Simon Willison is collecting his excellent series of writeups on practical CSS magic under the rubric CSS ain’t Rocket Science. He should be wrong, it should be like rocket science: predictable, deterministic, with an engineering ruleset saying How To Do It. Except for the tools are broken. To be specific, Microsoft’s tool is broken. And in recent news, apparently they don’t care. Which is maybe just fine.
Pixels Suck ·
What happened was, I got email from Pablo Montilla gently chiding me for
having ongoing’s font sizes in pixels rather than something sensible like ems
or
percentages or a keyword like small
, so that IE users like him
could resize it if they find my choice too small or large.
He’s right.
So I determined to Do The Right Thing Dammit, and I have now invested several hours trying to figure out how to have nicely-resizeable fonts and still have it look decent in at least the popular browsers. At the same time, I want to switch to a serif font for the main body of ongoing because it was beaten into me many years ago that body copy of substantial size Must Always Be In Serif; I’d like Palatino, if only because the italics look so great.
Hah, easier said than done; two or three hours of this are water under the bridge and you’re still reading sans-serif pixel-sized fonts. I’ve invested substantial time with Simon’s advice and the other good stuff he links to, and now I see how I’m gonna do it, but there’s lots more work in front of me. This really sucks.
I Blame Microsoft · (I’ve always wanted to use that as a headline. Try it sometime, it feels good.) But really, I do. The problem isn’t that CSS is too hard. The problem isn’t browser incompatibilities in general. The problem is specifically that Microsoft Internet Explorer is a mouldering, out-of-date, amateurish, out-of-date pile of dung. Did I say it’s out-of-date? As in past its sell-by, seen better days, mutton dressed as lamb, superannuated, time-worn. It’s so, like, you know, so twentieth-century.
Ron Green raised the alarm, which echoed through Scripting News and then around the usual hallways: “All this has lead me to ask if IE is dead.”
The Non-Answer · Scoble told us not to bother our pretty little heads, because Google works just fine in Longhorn. Which is scheduled for 2005, but they’ll say more in October.
This suggests a Nineties turn of phrase: They Just Don’t Get It. Every ambitious web designer in the world is investing their customers’ and employers’ money in arcane, complexified, kludged-up hacks to work around IE’s broken box model and pixel-font weirdness and sub-one-em microscopism. Failing that, they’re doing like me and sizing in pixels, with adverse effects on accessibility.
Let me see, this is the company that claims to care about a great user experience above all else. And what program, I ask, do most users spend most of their time in?
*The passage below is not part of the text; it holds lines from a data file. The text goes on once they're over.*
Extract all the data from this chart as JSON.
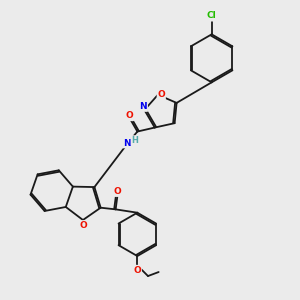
{
  "bg_color": "#ebebeb",
  "bond_color": "#1a1a1a",
  "atom_colors": {
    "O": "#ee1100",
    "N": "#0000ee",
    "Cl": "#22bb00",
    "C": "#1a1a1a",
    "H": "#55aaaa"
  }
}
The web browser.
The Upside · Here’s a table I first posted back on April 23, the browser population seen by ongoing between February and April:
Browser | Hits | Percent |
---|---|---|
Internet Explorer | 442,077 | 58 |
Mozilla | 277,924 | 36 |
Safari | 45,082 | 6 |
Here’s a secret, boys and girls. That number in the top right corner is not going up. Just suppose 2005 rolled around and Longhorn shows up and a lot of people are used to Mozilla 2.8 and Opera 9.2 and Safari 3.1, and they just genially ignore whatever the built-in browsing capability is?
I keep hearing that Longhorn won’t really have a separate browser, it’ll all just be an integrated part of the OS. That sounds to me like a really good reason to steer clear and participate in a competitive technical ecosystem.
Of course, Microsoft could try to make use of the Longhorn built-in compulsory. Last time they did that, it got them into legal trouble, but it did achieve the objective (cutting off Netscape’s air supply). So I wouldn’t be surprised to see an attempt.